The M1903 is a happy pairing of Ferdinand Mannlicher’s patent bolt-action, which is beautifully smooth and reliable, with Otto Schoenauer’s elegantly-simple rotary magazine, which holds five cartridges.
This one was retailed by John Rigby. It has after-market mounts and a Swarovski Habicht ‘scope with a three-post sight picture, well suited to woodland stalking and fairly fast target acquisition. It also has a pop-up peep sight and retains its iron leaf sights, set at 100 and 200 yards.
One of the nice features of this model is the easy-dismantling system it has. Remove the bolt, spin out the magazine floor plate, drop out the magazine, then pull out the forward retaining pin and the entire 22” barrel and action lifts clear of the stock, reducing the length of the rifle, when cased, to just 30”.
The 6.5x54 MS cartridge with its distinctive, long, pencil-like bullet, with a small, blue nose, is old-fashioned looking but proved its worth long ago.
It was popular as a medium game rifle in Africa and some even favoured it for lion shooting; Blayney Percival wrote that he personally shot around forty with his. These rifles sold for around £13.00 just before the First World War.
The 6.5 and 7x57’s unlikely, but successful, adoption for elephant shooting in the hands of men like W.D.M. Bell relied on impressive powers of penetration and the sectional density of the bullets.
My 7x57 has always been a winner in my eyes, belly crawling after roe bucks in Dumfries and shooting prone, feeling that reassuring but unintimidating recoil hit the shoulder and watching the buck lurch as the bullet strikes, confidence is the overwhelming sensation. It was unfashionable for years but Rigby revived it with their new rifles and once again it is appreciated by many.

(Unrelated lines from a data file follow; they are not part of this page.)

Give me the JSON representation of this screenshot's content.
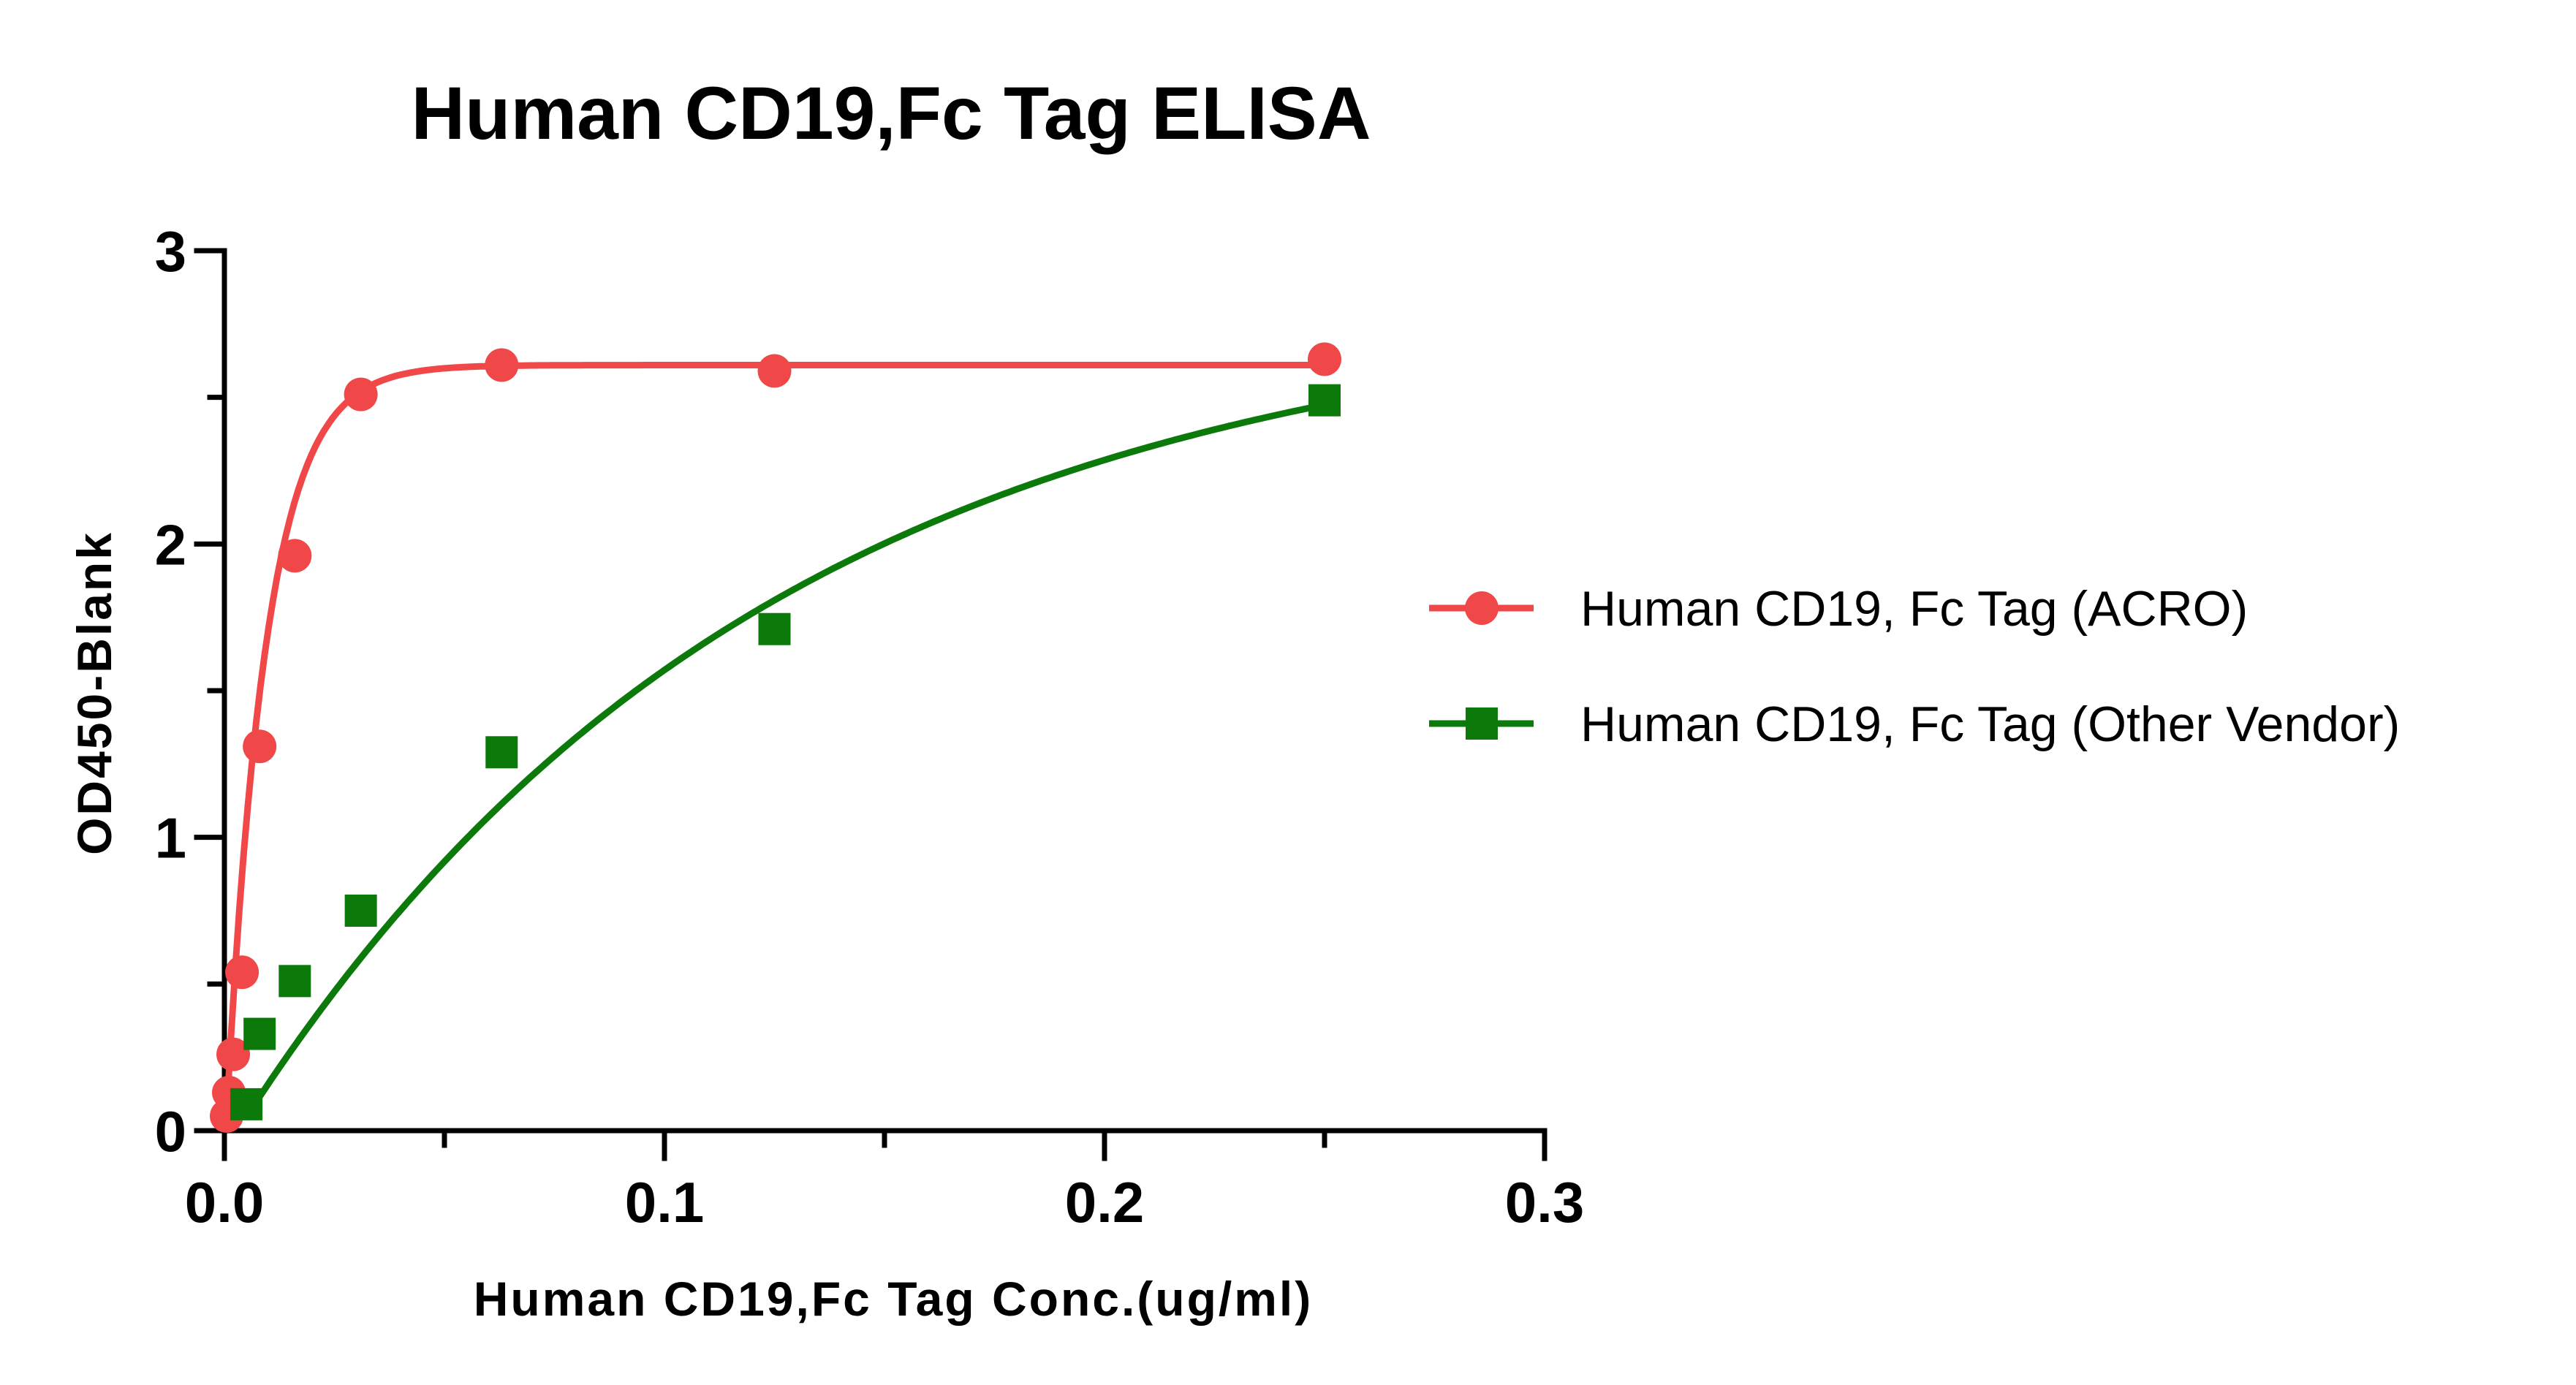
{
  "chart_data": {
    "type": "scatter",
    "title": "Human CD19,Fc Tag ELISA",
    "xlabel": "Human CD19,Fc Tag Conc.(ug/ml)",
    "ylabel": "OD450-Blank",
    "xlim": [
      0,
      0.3
    ],
    "ylim": [
      0,
      3
    ],
    "x_ticks": [
      "0.0",
      "0.1",
      "0.2",
      "0.3"
    ],
    "y_ticks": [
      "0",
      "1",
      "2",
      "3"
    ],
    "grid": false,
    "legend_position": "right",
    "series": [
      {
        "name": "Human CD19, Fc Tag (ACRO)",
        "color": "#f04848",
        "marker": "circle",
        "x": [
          0.0005,
          0.001,
          0.002,
          0.004,
          0.008,
          0.016,
          0.031,
          0.063,
          0.125,
          0.25
        ],
        "y": [
          0.05,
          0.13,
          0.26,
          0.54,
          1.31,
          1.96,
          2.51,
          2.61,
          2.59,
          2.63
        ],
        "fit": {
          "model": "saturation",
          "top": 2.61,
          "rate": 110,
          "x0": 0.0003
        }
      },
      {
        "name": "Human CD19, Fc Tag (Other Vendor)",
        "color": "#0b7a0b",
        "marker": "square",
        "x": [
          0.005,
          0.008,
          0.016,
          0.031,
          0.063,
          0.125,
          0.25
        ],
        "y": [
          0.09,
          0.33,
          0.51,
          0.75,
          1.29,
          1.71,
          2.49
        ],
        "fit": {
          "model": "saturation",
          "top": 2.84,
          "rate": 8.3,
          "x0": 0.003
        }
      }
    ]
  }
}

It is somewhat ironic that the current Deer Act was penned to exclude the 6.5 MS for the shooting of red and fallow deer, as it failed to meet the muzzle energy standard set for that purpose with factory ammunition.
Fortunately, careful hand-loading allows those who wish to take large deer with it to do so legally, by pushing up the muzzle velocity a fraction. Kynamco in England, also sell deer-legal loadings for the 6.5 MS.
The 6.5, if zeroed at 200 yards, will put a 140 grain bullet 2.3” high at 100 yards and 12” low at 300 yards. The 7x57 loaded with a 140 grain bullet, zeroed at 200 yards is a little flatter; shooting 1 1/2” high at 100 yards and 7” low at 300 yards.
For deer, I rarely take shots at more than 200 yards, most of them falling within 150 yards, so either rifle is very well suited to my kind of stalking.
My 6.5 has after-market mounts and a Swarovski Habicht ‘scope with a three-post sight picture, well suited to woodland stalking and fairly fast target acquisition. It also has a pop-up peep sight and retains its iron leaf sights, set at 100 and 200 yards.
Andrew Venables, of WMS has a similar one and remarked “My 1906 M.S 6.5 shoots 160 grain bullets to point of aim out to 500 yards with the five flip-up sights fitted.”
In terms of quality, the Mannlicher-Schoenauer wins hands-down. They were expensive to make and expensive to buy when new. The Parker Hale is clearly a lower-budget rifle but puts a very capable, traditional rifle in your hands for very little outlay. The owner of my Leominster gun shop was given one as young man and still swears by his. Another local stalker told me he too learned to shoot deer with a M81. “Brilliant rifle, very accurate and totally dependable”, he recalled.
They may not have the technical sophistication of modern offerings and their early 20th century cartridges may not have the super-flat, long range accuracy of the short magnum du-jour but these old classics are well proven, soft-shooting, bag fillers with the history to prove it.
As with any stalking set-up, the most important thing is preparation and familiarity with your rifle and cartridge combination. Once you know that and shoot within its (and your) capabilities, you will find you have a life-long hunting companion that will be a lot of fun to make memories with.